What are your views on marriage equality?

The Atheist Foundation of Australia’s stance on same-sex marriage is that many of the arguments that appear to be posed against it are based upon religious grounds. On that basis, and due to historical evidence and other arguments in support of same-sex marriage, marriage equality is something that should be supported.

Marriage is a secular contract in Australia, presided over by the Government. Marriage ceremonies do not have to be performed in a church (in fact, you’ll find numerous venues, halls, even gardens and restaurants that cater to non-church marriages, and celebrant ceremonies are held in places all over the country), nor must it be conducted by a church minister to be considered valid and legal. Civil and societal laws exist in Australia, which is a secular country, and that tradition has existed for a long time. You can find more about Australia’s secular history in a book of essays contributed to by a number of academics and writers, called The Australian Book of Atheism.

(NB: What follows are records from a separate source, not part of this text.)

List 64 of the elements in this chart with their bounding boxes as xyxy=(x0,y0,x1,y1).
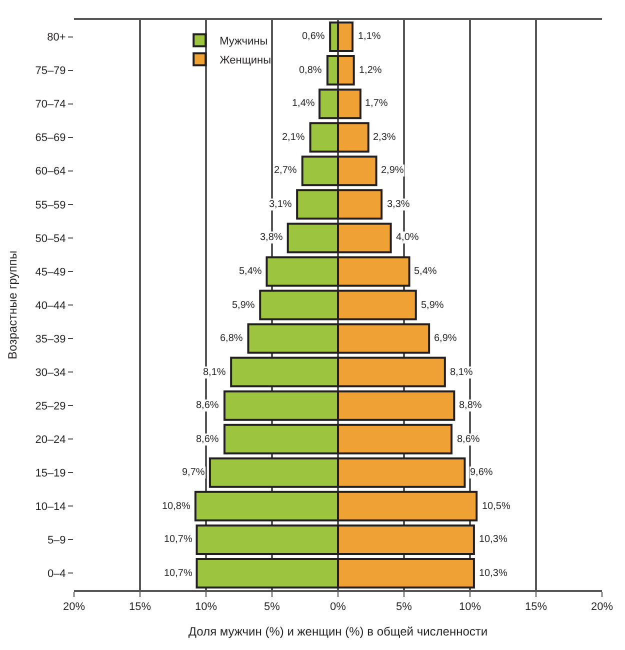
y-tick-label: 45–49 xyxy=(35,266,66,278)
data-label: 10,5% xyxy=(482,501,510,512)
x-tick-label: 5% xyxy=(264,600,280,613)
data-label: 2,9% xyxy=(381,165,404,176)
legend-label: Женщины xyxy=(220,54,272,66)
y-tick-label: 20–24 xyxy=(35,434,66,446)
data-label: 3,1% xyxy=(269,199,292,210)
y-tick-label: 0–4 xyxy=(47,568,66,580)
data-label: 0,8% xyxy=(299,65,322,76)
data-label: 1,7% xyxy=(365,98,388,109)
data-label: 9,7% xyxy=(182,467,205,478)
y-tick-label: 40–44 xyxy=(35,300,66,312)
x-tick-label: 10% xyxy=(194,600,218,613)
data-label: 1,1% xyxy=(358,31,381,42)
data-label: 5,9% xyxy=(421,300,444,311)
data-label: 10,3% xyxy=(479,534,508,545)
data-label: 10,3% xyxy=(479,568,508,579)
x-tick-label: 5% xyxy=(396,600,412,613)
data-label: 8,1% xyxy=(450,367,473,378)
y-tick-label: 75–79 xyxy=(35,65,66,78)
x-tick-label: 20% xyxy=(590,600,614,613)
x-axis-title: Доля мужчин (%) и женщин (%) в общей численности xyxy=(188,624,488,638)
data-label: 8,6% xyxy=(457,434,480,445)
data-label: 3,3% xyxy=(387,199,410,210)
y-tick-label: 10–14 xyxy=(35,501,66,514)
data-label: 5,4% xyxy=(239,266,262,277)
y-tick-label: 80+ xyxy=(47,32,66,44)
data-label: 8,6% xyxy=(196,400,219,411)
y-tick-label: 5–9 xyxy=(47,534,66,547)
legend-label: Мужчины xyxy=(220,35,268,48)
y-tick-label: 30–34 xyxy=(35,366,66,379)
data-label: 6,9% xyxy=(434,333,457,344)
data-label: 5,4% xyxy=(414,266,437,277)
data-label: 10,7% xyxy=(164,568,192,579)
y-tick-label: 70–74 xyxy=(35,98,66,111)
x-tick-label: 10% xyxy=(458,600,482,613)
data-label: 4,0% xyxy=(396,232,419,243)
y-tick-label: 60–64 xyxy=(35,166,66,178)
y-axis-title: Возрастные группы xyxy=(6,250,20,360)
y-tick-label: 55–59 xyxy=(35,199,66,212)
data-label: 0,6% xyxy=(302,31,325,42)
data-label: 8,6% xyxy=(196,434,219,445)
y-tick-label: 50–54 xyxy=(35,232,66,245)
x-tick-label: 15% xyxy=(524,600,548,613)
data-label: 2,1% xyxy=(282,132,305,143)
y-tick-label: 25–29 xyxy=(35,400,66,412)
data-label: 1,4% xyxy=(292,98,315,109)
y-tick-label: 65–69 xyxy=(35,132,66,144)
data-label: 8,1% xyxy=(203,367,226,378)
x-tick-label: 20% xyxy=(62,600,86,613)
data-label: 6,8% xyxy=(220,333,243,344)
y-tick-label: 15–19 xyxy=(35,468,66,480)
data-label: 2,7% xyxy=(274,165,297,176)
data-label: 1,2% xyxy=(359,65,382,76)
data-label: 9,6% xyxy=(470,467,493,478)
data-label: 10,7% xyxy=(164,534,192,545)
x-tick-label: 15% xyxy=(128,600,152,613)
data-label: 8,8% xyxy=(459,400,482,411)
x-tick-label: 0% xyxy=(330,600,346,613)
data-label: 5,9% xyxy=(232,300,255,311)
data-label: 10,8% xyxy=(162,501,190,512)
data-label: 2,3% xyxy=(373,132,396,143)
data-label: 3,8% xyxy=(260,232,283,243)
y-tick-label: 35–39 xyxy=(35,333,66,346)
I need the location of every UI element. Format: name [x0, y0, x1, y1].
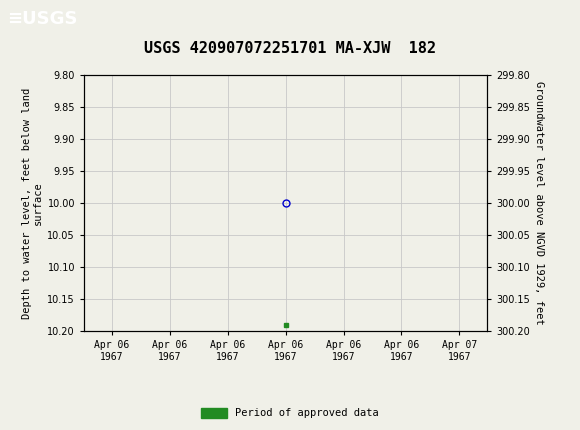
Legend: Period of approved data: Period of approved data: [197, 404, 383, 423]
Y-axis label: Groundwater level above NGVD 1929, feet: Groundwater level above NGVD 1929, feet: [534, 81, 544, 325]
Text: USGS 420907072251701 MA-XJW  182: USGS 420907072251701 MA-XJW 182: [144, 41, 436, 56]
Text: ≡USGS: ≡USGS: [7, 10, 78, 28]
Y-axis label: Depth to water level, feet below land
surface: Depth to water level, feet below land su…: [21, 88, 44, 319]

The Marriage Act was amended by John Howard in 2004 and it can be amended again to include same-sex marriage. The campaigns by groups like the “Australian Marriage Forum” includes a number of claims that can be found to be false.

Some of these false claims include that the status of opposite-sex families will be somehow changed by the acceptance of same-sex marriage. This is based on no evidence, and certainly the existence of civil unions, de facto and polygamous relationships do not change the status of opposite-sex families, since human rights and legal precedence do aim to protect relationships and people in cases such as prejudice and discrimination. There will probably still be divorces, breakups, remarriages and retaking of vows as there usually are for opposite-sex families in an equal-marriage world, no matter if their neighbours are gay, straight, whatever.

Other arguments include that marriage is for procreation and opposite-sex marriages are necessary for happy and healthy families. People may choose not to (or may not be able to) have children if they are married and yet their unions are still considered legal. Mothers and fathers may be single-parents, or divorce (and remarry, and even remarry again, and so on) – and yet we see many happy, healthy, well-adjusted children growing up in our communities. There are children who live with guardians, with their grandparents, with other relatives and may even be legally emancipated and working with no family whatsoever – and they can live fulfilling and meaningful lives:

Multiple studies across the social sciences have repeatedly demonstrated that there is no difference in psychosocial outcomes between children raised by opposite-sex couples and those raised by same-sex couples. There is no evidence that children are psychologically harmed by having two dads or two moms. The American Psychological Association (APA), the American Sociological Association (ASA), and the American Academy of Pediatrics (AAP) has each endorsed the legalization of same-sex marriage and its capacity to provide a stable familial framework for children.

Finally, there’s the argument that traditionally marriage is only between opposite sexes. I would point out that for a long time, societal separation between different races was a ‘tradition’, and so was women not being educated the same as men (or not being educated at all), and marriage between people of different races seen as ‘wrong’. There are also countries where marriage can mean something completely different to ‘one man, one woman’ and therefore to say that Australia has it ‘right’ is very culturally narrow-minded.

Times change, traditions change. Ireland – with one of the most established Catholic demographics in the world – and the USA – known for a large number of religious groups – are just two countries that now have marriage equality. It seems nonsensical for Australia to adhere to a limited definition when the world is moving forward.